Драпеза всхлипнула. Мысль на табличке показалась ей исполненной глубочайшего смысла.
В голове у неё дул розовый ветер, снося все лишние мысли в ту медленную бездну, в которой воскресала её душа, её жизнь, её любовь. Виноград созревал, изваянья в аллеях синели, небеса опирались на снежно-белые плечи Великой, которая всё вернула, всё устроила, всё управила. Глупая Молли запуталась, заплутала, а Верховная вывела её на свет, открыла путь, дала перспективу.
– Тётя пьяная, – раздался детский голосок. Драпеза скосила глаз и увидела чугунную ограду, а за ней – крохотую поняшку-жеребёнку со смешной мордочкой. На ограде синела табличка: «Улица Садово-Грефская, дом 2».
Драпеза сообразила, что «Люцерна» должна быть где-то рядом, задрала хвост и понеслась выручать шляпку и бельчонка.
Глава 53, в которой мы совершенно ничего не видим, а из того, что слышим, понимаем далеко не всё
17 дня 11 месяца Тарзана 889 года Тарзана / 17 ноября 137-го года о. Х. День.
Страна Дураков, домен шерстяных, крепость Болат-Юрт
ИНФОРМАЦИЯ К РАЗМЫШЛЕНИЮ
Нэ пызды многа. Пызды мала.
«Народный пасловиц и пагаворка. Кныга маладова байца». – Гиен-Аул, «Нахнахыздат», 566 год Тарзана.
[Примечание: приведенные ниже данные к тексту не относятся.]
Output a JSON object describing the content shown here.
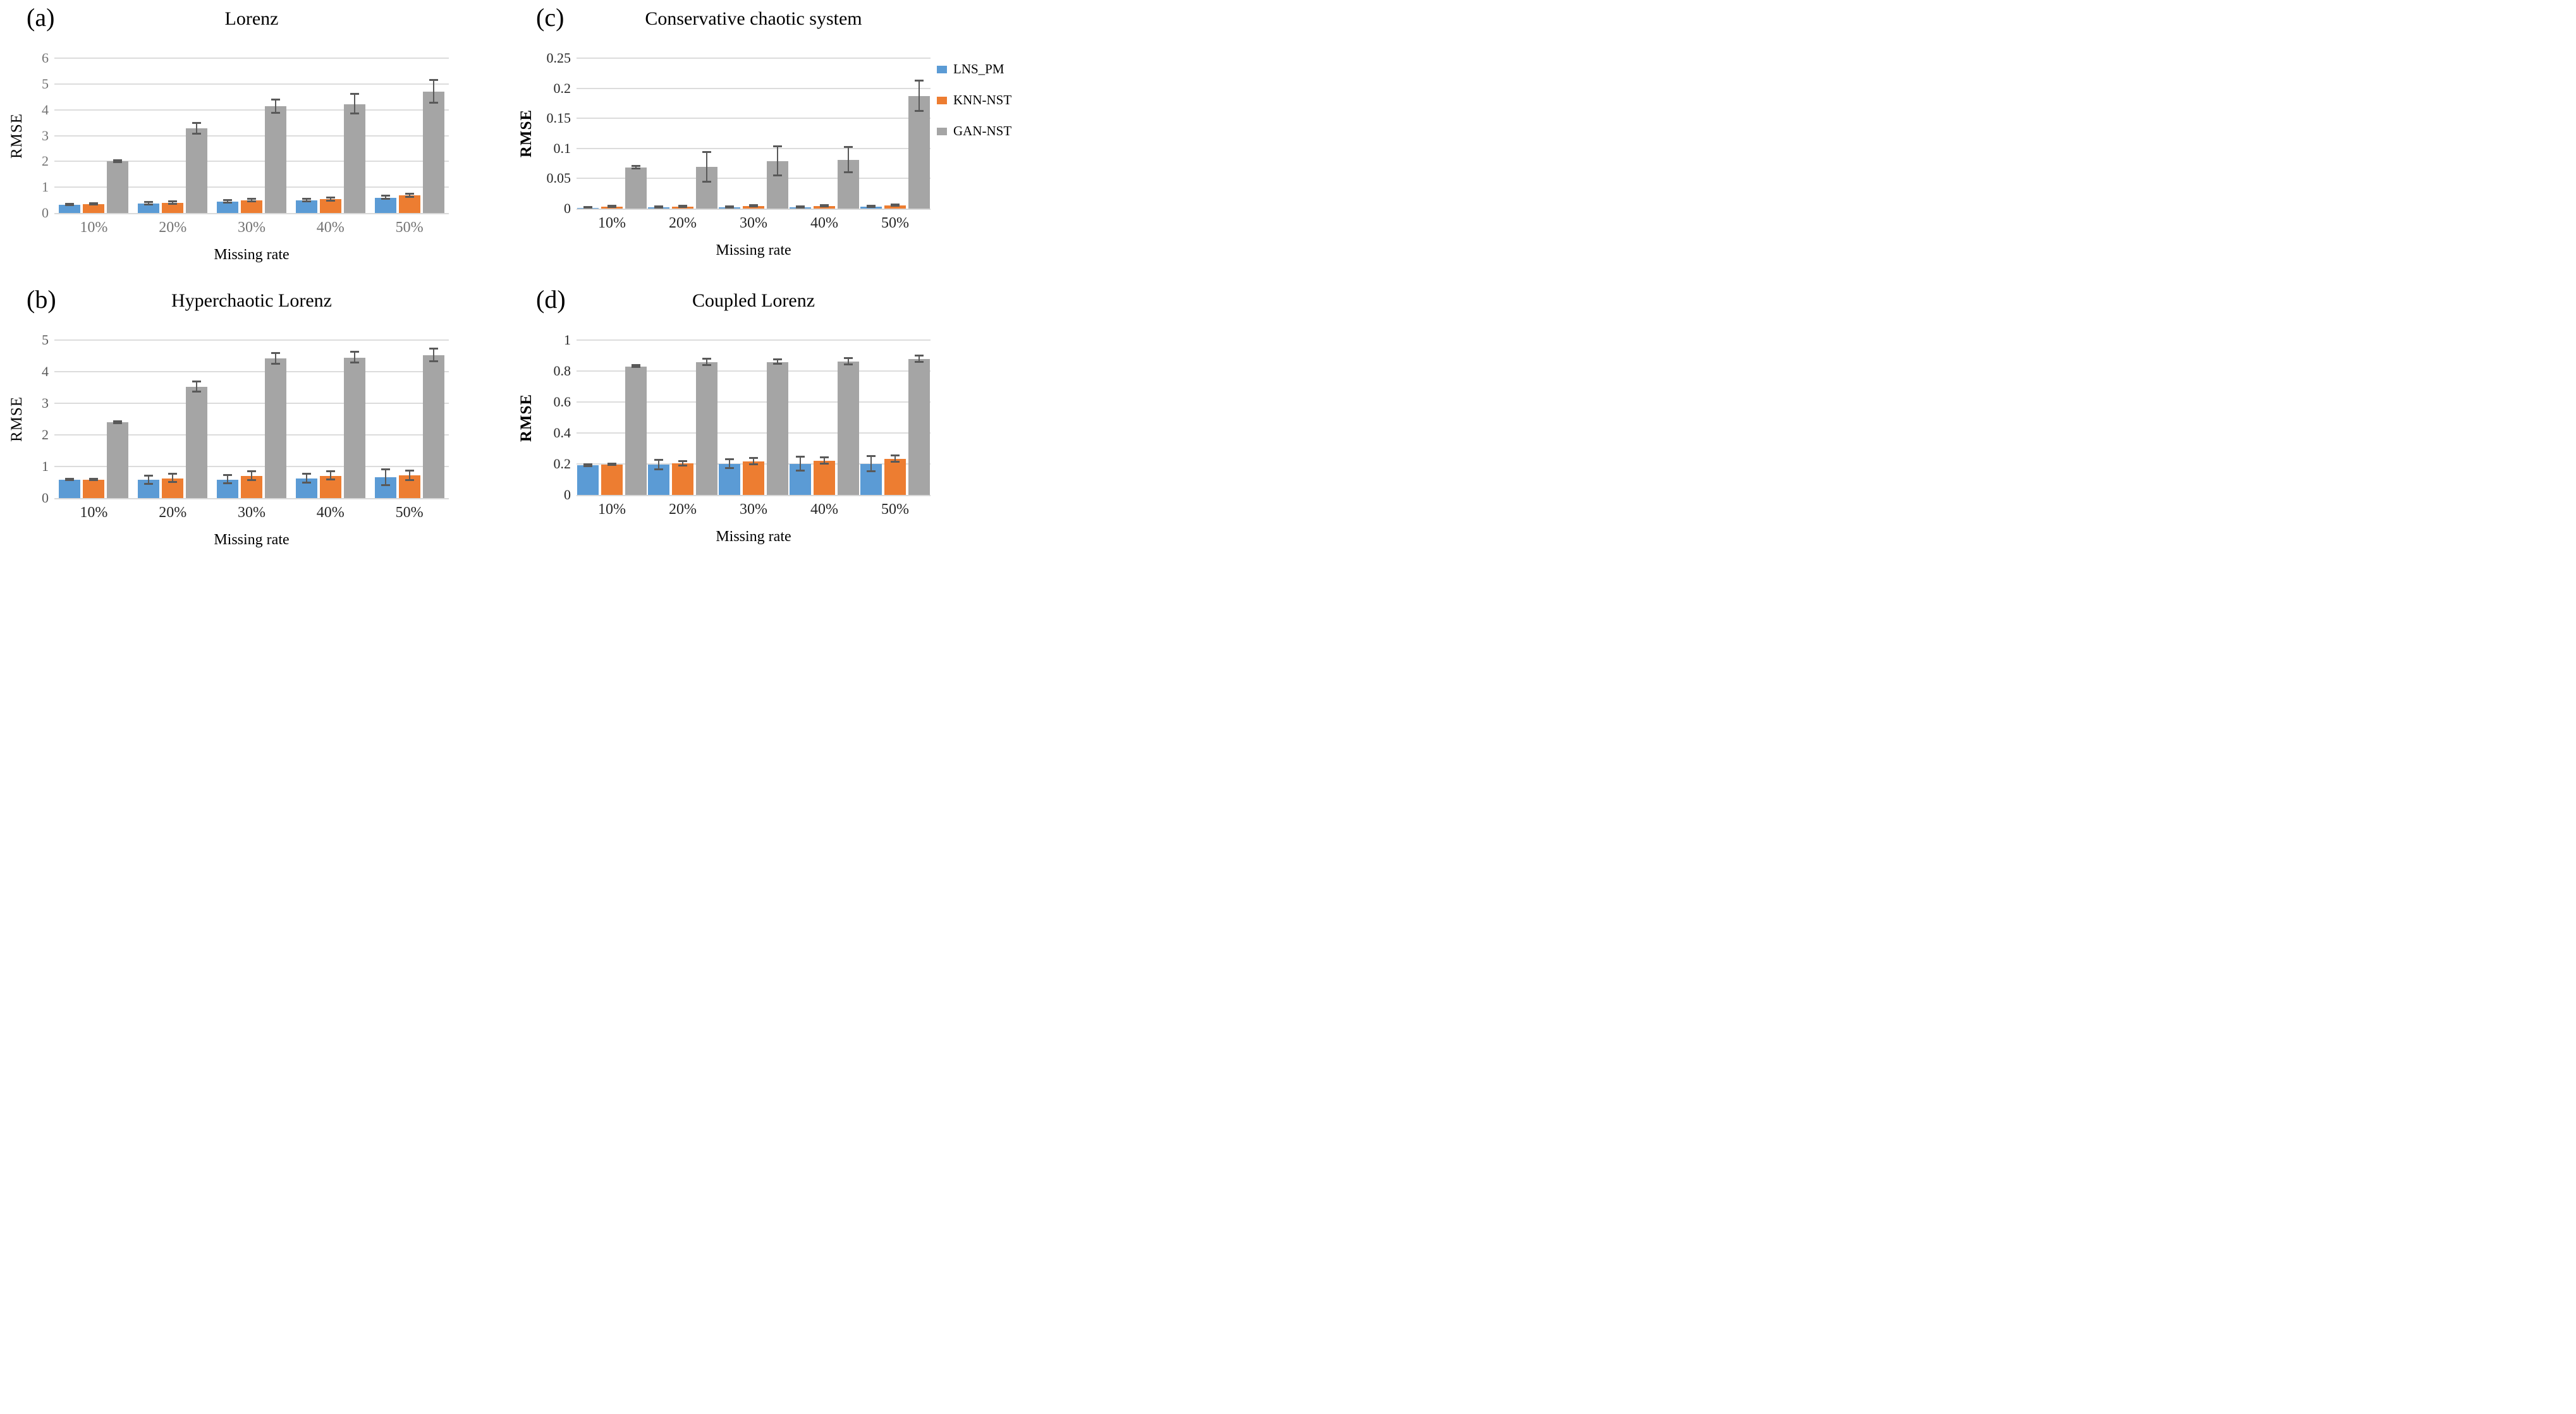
{
  "legend": {
    "items": [
      {
        "label": "LNS_PM",
        "color": "#5B9BD5"
      },
      {
        "label": "KNN-NST",
        "color": "#ED7D31"
      },
      {
        "label": "GAN-NST",
        "color": "#A5A5A5"
      }
    ]
  },
  "chart_data": [
    {
      "id": "a",
      "type": "bar",
      "panel_label": "(a)",
      "title": "Lorenz",
      "xlabel": "Missing rate",
      "ylabel": "RMSE",
      "categories": [
        "10%",
        "20%",
        "30%",
        "40%",
        "50%"
      ],
      "ylim": [
        0,
        6
      ],
      "grid": true,
      "legend_position": "right-of-panel-c",
      "axis_color": "#737373",
      "xtick_color": "#737373",
      "ylabel_bold": false,
      "yticks": [
        {
          "value": 0,
          "label": "0"
        },
        {
          "value": 1,
          "label": "1"
        },
        {
          "value": 2,
          "label": "2"
        },
        {
          "value": 3,
          "label": "3"
        },
        {
          "value": 4,
          "label": "4"
        },
        {
          "value": 5,
          "label": "5"
        },
        {
          "value": 6,
          "label": "6"
        }
      ],
      "series": [
        {
          "name": "LNS_PM",
          "color": "#5B9BD5",
          "values": [
            0.32,
            0.36,
            0.45,
            0.5,
            0.6
          ],
          "errors": [
            0.03,
            0.05,
            0.05,
            0.05,
            0.06
          ]
        },
        {
          "name": "KNN-NST",
          "color": "#ED7D31",
          "values": [
            0.34,
            0.4,
            0.48,
            0.53,
            0.68
          ],
          "errors": [
            0.03,
            0.05,
            0.05,
            0.06,
            0.06
          ]
        },
        {
          "name": "GAN-NST",
          "color": "#A5A5A5",
          "values": [
            2.0,
            3.27,
            4.13,
            4.22,
            4.7
          ],
          "errors": [
            0.04,
            0.22,
            0.25,
            0.38,
            0.45
          ]
        }
      ]
    },
    {
      "id": "b",
      "type": "bar",
      "panel_label": "(b)",
      "title": "Hyperchaotic Lorenz",
      "xlabel": "Missing rate",
      "ylabel": "RMSE",
      "categories": [
        "10%",
        "20%",
        "30%",
        "40%",
        "50%"
      ],
      "ylim": [
        0,
        5
      ],
      "grid": true,
      "axis_color": "#595959",
      "xtick_color": "#262626",
      "ylabel_bold": false,
      "yticks": [
        {
          "value": 0,
          "label": "0"
        },
        {
          "value": 1,
          "label": "1"
        },
        {
          "value": 2,
          "label": "2"
        },
        {
          "value": 3,
          "label": "3"
        },
        {
          "value": 4,
          "label": "4"
        },
        {
          "value": 5,
          "label": "5"
        }
      ],
      "series": [
        {
          "name": "LNS_PM",
          "color": "#5B9BD5",
          "values": [
            0.58,
            0.58,
            0.59,
            0.63,
            0.66
          ],
          "errors": [
            0.02,
            0.13,
            0.13,
            0.14,
            0.25
          ]
        },
        {
          "name": "KNN-NST",
          "color": "#ED7D31",
          "values": [
            0.59,
            0.63,
            0.7,
            0.71,
            0.72
          ],
          "errors": [
            0.02,
            0.13,
            0.14,
            0.13,
            0.15
          ]
        },
        {
          "name": "GAN-NST",
          "color": "#A5A5A5",
          "values": [
            2.4,
            3.52,
            4.42,
            4.45,
            4.53
          ],
          "errors": [
            0.03,
            0.16,
            0.17,
            0.17,
            0.2
          ]
        }
      ]
    },
    {
      "id": "c",
      "type": "bar",
      "panel_label": "(c)",
      "title": "Conservative chaotic system",
      "xlabel": "Missing rate",
      "ylabel": "RMSE",
      "categories": [
        "10%",
        "20%",
        "30%",
        "40%",
        "50%"
      ],
      "ylim": [
        0,
        0.25
      ],
      "grid": true,
      "axis_color": "#262626",
      "xtick_color": "#262626",
      "ylabel_bold": true,
      "yticks": [
        {
          "value": 0,
          "label": "0"
        },
        {
          "value": 0.05,
          "label": "0.05"
        },
        {
          "value": 0.1,
          "label": "0.1"
        },
        {
          "value": 0.15,
          "label": "0.15"
        },
        {
          "value": 0.2,
          "label": "0.2"
        },
        {
          "value": 0.25,
          "label": "0.25"
        }
      ],
      "series": [
        {
          "name": "LNS_PM",
          "color": "#5B9BD5",
          "values": [
            0.0015,
            0.002,
            0.002,
            0.0025,
            0.003
          ],
          "errors": [
            0.001,
            0.001,
            0.001,
            0.001,
            0.001
          ]
        },
        {
          "name": "KNN-NST",
          "color": "#ED7D31",
          "values": [
            0.003,
            0.0035,
            0.004,
            0.0045,
            0.005
          ],
          "errors": [
            0.0012,
            0.0012,
            0.0012,
            0.0012,
            0.0012
          ]
        },
        {
          "name": "GAN-NST",
          "color": "#A5A5A5",
          "values": [
            0.068,
            0.069,
            0.079,
            0.081,
            0.187
          ],
          "errors": [
            0.002,
            0.025,
            0.024,
            0.021,
            0.025
          ]
        }
      ]
    },
    {
      "id": "d",
      "type": "bar",
      "panel_label": "(d)",
      "title": "Coupled Lorenz",
      "xlabel": "Missing rate",
      "ylabel": "RMSE",
      "categories": [
        "10%",
        "20%",
        "30%",
        "40%",
        "50%"
      ],
      "ylim": [
        0,
        1
      ],
      "grid": true,
      "axis_color": "#262626",
      "xtick_color": "#262626",
      "ylabel_bold": true,
      "yticks": [
        {
          "value": 0,
          "label": "0"
        },
        {
          "value": 0.2,
          "label": "0.2"
        },
        {
          "value": 0.4,
          "label": "0.4"
        },
        {
          "value": 0.6,
          "label": "0.6"
        },
        {
          "value": 0.8,
          "label": "0.8"
        },
        {
          "value": 1,
          "label": "1"
        }
      ],
      "series": [
        {
          "name": "LNS_PM",
          "color": "#5B9BD5",
          "values": [
            0.19,
            0.195,
            0.2,
            0.2,
            0.2
          ],
          "errors": [
            0.005,
            0.03,
            0.03,
            0.045,
            0.05
          ]
        },
        {
          "name": "KNN-NST",
          "color": "#ED7D31",
          "values": [
            0.197,
            0.203,
            0.215,
            0.22,
            0.232
          ],
          "errors": [
            0.004,
            0.015,
            0.02,
            0.02,
            0.02
          ]
        },
        {
          "name": "GAN-NST",
          "color": "#A5A5A5",
          "values": [
            0.83,
            0.857,
            0.858,
            0.862,
            0.877
          ],
          "errors": [
            0.006,
            0.02,
            0.015,
            0.02,
            0.02
          ]
        }
      ]
    }
  ]
}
– Ыыыыыыыыыыуууууууввям! – Тарзан смачно зевнул и с чвяканьем хлопнул пастью.
Было скучно. Как бывает скучно в хорошей больнице, где не экономят на расходных материалах. Впрочем, экономить на Тарзане никто бы и не посмел. Так что голова лидера была запакована в несколько слоёв туго накрученной марли. Веки в целебной смазке, шёлковые простыни, удобный подгузник из свежего сфагнума – всё указывало на персональную палату в хорошем госпитале. В нём-то Тарзан и находился.
Лежать здесь было почти приятно. Почти – если б не тупая боль в черепе и общее ощущение обступившего пиздеца.
Тарзан втянул ноздрями воздух. Пахло лекарствами, металлом и сыроватой женской шерстью. Видимо, сиделка. Тарзан наморщил лоб под повязкой, пытаясь вспомнить, как же её, скобейду, зовут. Вспомнил.
– Алашат! Аспырын и минэт! Быстра! – гаркнул он, тщательно выдерживая военахский акцент и интонации.
– Сэчас, вощд! – бойко отрапортовала невидимая Алашат, шебурша какой-то коробкой.
Аспирин растаял во рту, через кариесные провалы всасываясь в плоть и омывая сплетения нервных волокон с той настойчивой, всепроникающей заботой, какая отличает хорошие обезболивающие. Нервы осторожно расслабились. Тупая боль в голове отступила. Зато внизу приятно набухло.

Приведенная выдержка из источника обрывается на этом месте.